Es kann auch nicht davon gesprochen werden, dass sich die allgemeine bzw. politische Lage in Gambia notorischerweise zum Schlechten verändert hat, wobei es sich bei dem Beschwerdeführer, der schon als Jugendlicher seinen Herkunftsstaat verlassen hat, keineswegs um eine politisch exponierte Person handelt.

Wie in dem zugrundeliegenden Erkenntnis des Asylgerichtshofes bereits festgehalten wurde (Asylgerichtshof vom XXXX bestehe eine Sippenhaftung in der Regel nicht, sondern nur im Fall außerordentlich exponierter Personen, wofür sich im Fall des Beschwerdeführers jedoch keine Anhaltspunkte finden würden. Auch habe eine Internet-Recherche des Asylgerichtshofes den Vater des Beschwerdeführers betreffend zu keinem Ergebnis geführt, was jedenfalls (angesichts der relativ guten Dokumentation politischer Vorfälle in Gambia im Internet) bei einer politisch exponierten regierungskritischen Person äußerst wahrscheinlich gewesen wäre und habe der Beschwerdeführer bzw. sein Vertreter auch keine konkreten Belege für eine derartige Stellung des Vaters des Beschwerdeführers darlegen können (Asylgerichtshof a.a.O.).

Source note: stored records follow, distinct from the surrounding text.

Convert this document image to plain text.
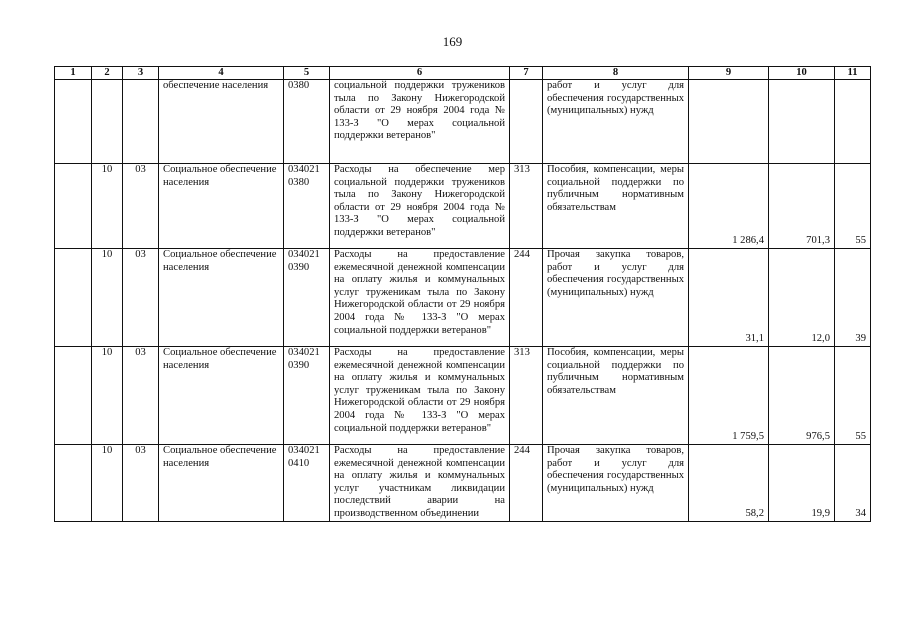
169
1	2	3	4	5	6	7	8	9	10	11
			обеспечение населения	0380	социальной поддержки тружеников тыла по Закону Нижегородской области от 29 ноября 2004 года № 133-З "О мерах социальной поддержки ветеранов"		работ и услуг для обеспечения государственных (муниципальных) нужд			
	10	03	Социальное обеспечение населения	034021 0380	Расходы на обеспечение мер социальной поддержки тружеников тыла по Закону Нижегородской области от 29 ноября 2004 года № 133-З "О мерах социальной поддержки ветеранов"	313	Пособия, компенсации, меры социальной поддержки по публичным нормативным обязательствам	1 286,4	701,3	55
	10	03	Социальное обеспечение населения	034021 0390	Расходы на предоставление ежемесячной денежной компенсации на оплату жилья и коммунальных услуг труженикам тыла по Закону Нижегородской области от 29 ноября 2004 года № 133-З "О мерах социальной поддержки ветеранов"	244	Прочая закупка товаров, работ и услуг для обеспечения государственных (муниципальных) нужд	31,1	12,0	39
	10	03	Социальное обеспечение населения	034021 0390	Расходы на предоставление ежемесячной денежной компенсации на оплату жилья и коммунальных услуг труженикам тыла по Закону Нижегородской области от 29 ноября 2004 года № 133-З "О мерах социальной поддержки ветеранов"	313	Пособия, компенсации, меры социальной поддержки по публичным нормативным обязательствам	1 759,5	976,5	55
	10	03	Социальное обеспечение населения	034021 0410	Расходы на предоставление ежемесячной денежной компенсации на оплату жилья и коммунальных услуг участникам ликвидации последствий аварии на производственном объединении	244	Прочая закупка товаров, работ и услуг для обеспечения государственных (муниципальных) нужд	58,2	19,9	34
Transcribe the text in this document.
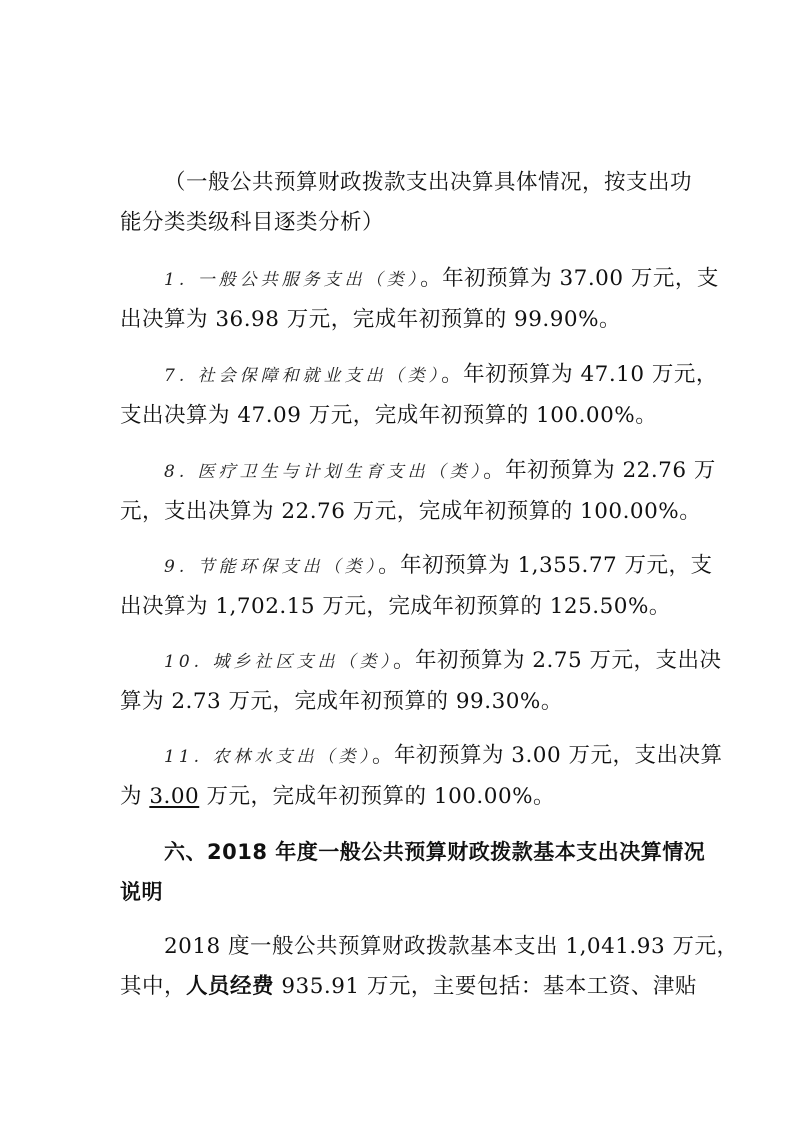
（一般公共预算财政拨款支出决算具体情况，按支出功
能分类类级科目逐类分析）

1. 一般公共服务支出（类）。年初预算为 37.00 万元，支
出决算为 36.98 万元，完成年初预算的 99.90%。

7. 社会保障和就业支出（类）。年初预算为 47.10 万元，
支出决算为 47.09 万元，完成年初预算的 100.00%。

8. 医疗卫生与计划生育支出（类）。年初预算为 22.76 万
元，支出决算为 22.76 万元，完成年初预算的 100.00%。

9. 节能环保支出（类）。年初预算为 1,355.77 万元，支
出决算为 1,702.15 万元，完成年初预算的 125.50%。

10. 城乡社区支出（类）。年初预算为 2.75 万元，支出决
算为 2.73 万元，完成年初预算的 99.30%。

11. 农林水支出（类）。年初预算为 3.00 万元，支出决算
为 3.00 万元，完成年初预算的 100.00%。

六、2018 年度一般公共预算财政拨款基本支出决算情况
说明

2018 度一般公共预算财政拨款基本支出 1,041.93 万元，
其中，人员经费 935.91 万元，主要包括：基本工资、津贴
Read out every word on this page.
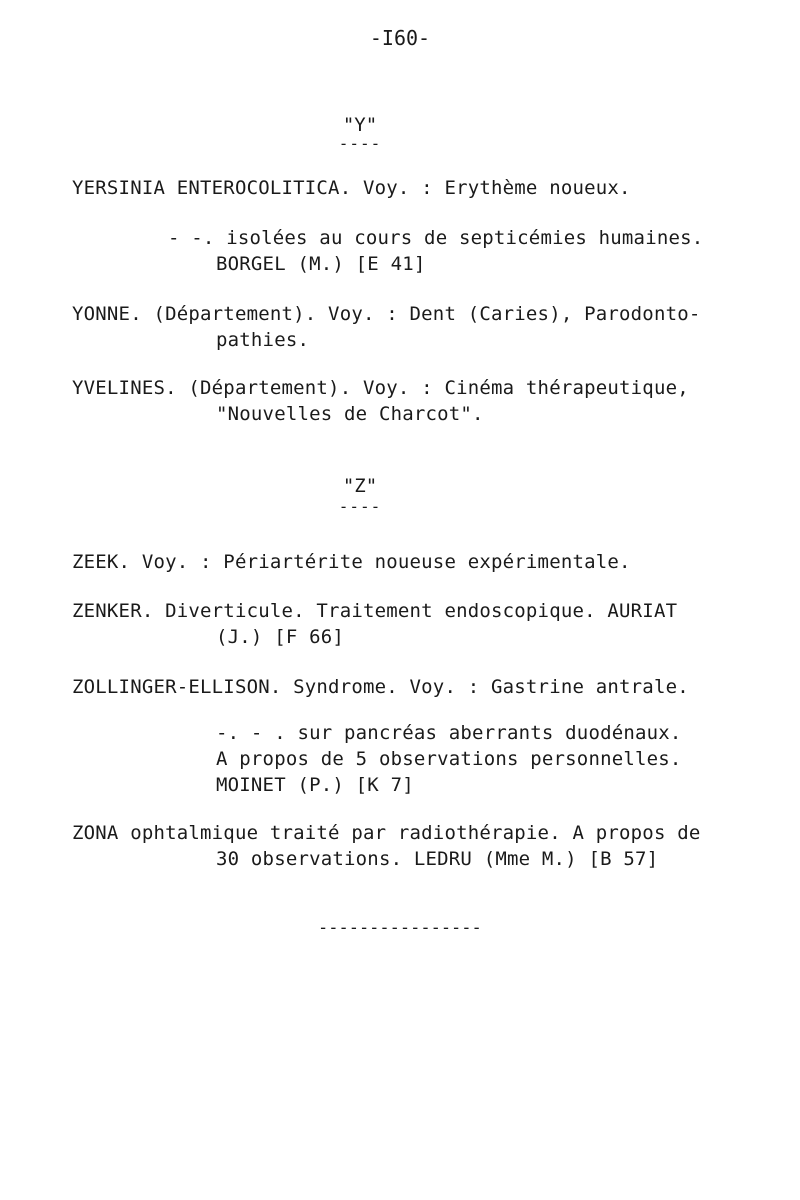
-I60-
"Y"
----
YERSINIA ENTEROCOLITICA. Voy. : Erythème noueux.
- -. isolées au cours de septicémies humaines.
BORGEL (M.) [E 41]
YONNE. (Département). Voy. : Dent (Caries), Parodonto-
pathies.
YVELINES. (Département). Voy. : Cinéma thérapeutique,
"Nouvelles de Charcot".
"Z"
----
ZEEK. Voy. : Périartérite noueuse expérimentale.
ZENKER. Diverticule. Traitement endoscopique. AURIAT
(J.) [F 66]
ZOLLINGER-ELLISON. Syndrome. Voy. : Gastrine antrale.
-. - . sur pancréas aberrants duodénaux.
A propos de 5 observations personnelles.
MOINET (P.) [K 7]
ZONA ophtalmique traité par radiothérapie. A propos de
30 observations. LEDRU (Mme M.) [B 57]
----------------
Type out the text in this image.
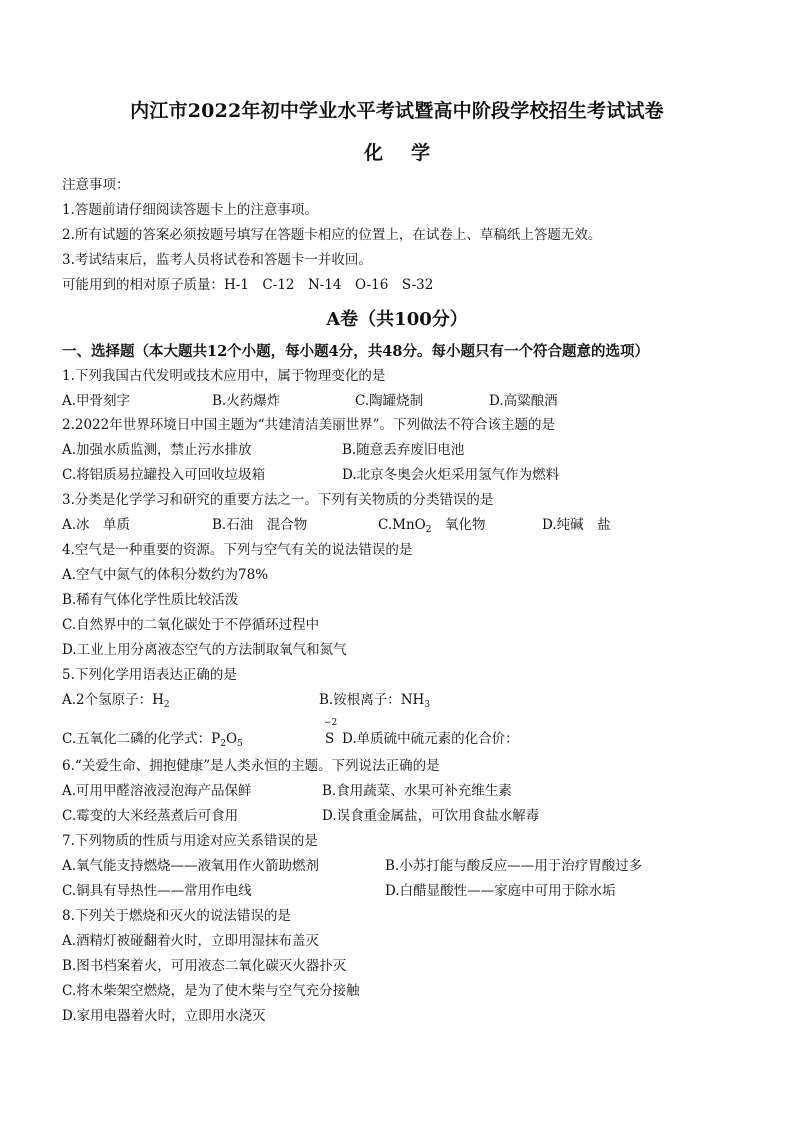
内江市2022年初中学业水平考试暨高中阶段学校招生考试试卷
化学
注意事项：
1.答题前请仔细阅读答题卡上的注意事项。
2.所有试题的答案必须按题号填写在答题卡相应的位置上，在试卷上、草稿纸上答题无效。
3.考试结束后，监考人员将试卷和答题卡一并收回。
可能用到的相对原子质量：H-1　C-12　N-14　O-16　S-32
A卷（共100分）
一、选择题（本大题共12个小题，每小题4分，共48分。每小题只有一个符合题意的选项）
1.下列我国古代发明或技术应用中，属于物理变化的是
A.甲骨刻字	B.火药爆炸	C.陶罐烧制	D.高粱酿酒
2.2022年世界环境日中国主题为“共建清洁美丽世界”。下列做法不符合该主题的是
A.加强水质监测，禁止污水排放	B.随意丢弃废旧电池
C.将铝质易拉罐投入可回收垃圾箱	D.北京冬奥会火炬采用氢气作为燃料
3.分类是化学学习和研究的重要方法之一。下列有关物质的分类错误的是
A.冰　单质	B.石油　混合物	C.MnO$_2$　氧化物	D.纯碱　盐
4.空气是一种重要的资源。下列与空气有关的说法错误的是
A.空气中氮气的体积分数约为78%
B.稀有气体化学性质比较活泼
C.自然界中的二氧化碳处于不停循环过程中
D.工业上用分离液态空气的方法制取氧气和氮气
5.下列化学用语表达正确的是
A.2个氢原子：$H_2$	B.铵根离子：$NH_3$
C.五氧化二磷的化学式：$P_2O_5$
−2
S D.单质硫中硫元素的化合价：
6.“关爱生命、拥抱健康”是人类永恒的主题。下列说法正确的是
A.可用甲醛溶液浸泡海产品保鲜	B.食用蔬菜、水果可补充维生素
C.霉变的大米经蒸煮后可食用	D.误食重金属盐，可饮用食盐水解毒
7.下列物质的性质与用途对应关系错误的是
A.氧气能支持燃烧——液氧用作火箭助燃剂	B.小苏打能与酸反应——用于治疗胃酸过多
C.铜具有导热性——常用作电线	D.白醋显酸性——家庭中可用于除水垢
8.下列关于燃烧和灭火的说法错误的是
A.酒精灯被碰翻着火时，立即用湿抹布盖灭
B.图书档案着火，可用液态二氧化碳灭火器扑灭
C.将木柴架空燃烧，是为了使木柴与空气充分接触
D.家用电器着火时，立即用水浇灭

Die Beschwerde zu Spruchpunkt I. des angefochtenen Bescheides war daher abzuweisen.

Zu 2.:

Gemäß § 75 Abs. 20 1. Satz, 2. Fall und 2. Satz AsylG 2005 hat das Bundesverwaltungsgericht in jedem Übergangsverfahren nach Abs. 19 leg. cit. in dem es den abweisenden Bescheid des Bundesasylamtes bestätigt (Z1), zu entscheiden, ob in diesem Verfahren die Rückkehrentscheidung auf Dauer unzulässig ist, oder das Verfahren zur Prüfung der Zulässigkeit einer Rückkehrentscheidung an das Bundesasylamt zurückverwiesen wird. Wird das Verfahren zurückverwiesen, so sind die Abwägungen des Bundesverwaltungsgerichtes hinsichtlich des Nichtvorliegens der dauerhaften Unzulässigkeit der Rückkehrentscheidung für das Bundesamt nicht bindend. In den Fällen der Z 5 und 6 darf kein Fall der §§ 8 Abs. 3a oder 9 Abs. 2 vorliegen.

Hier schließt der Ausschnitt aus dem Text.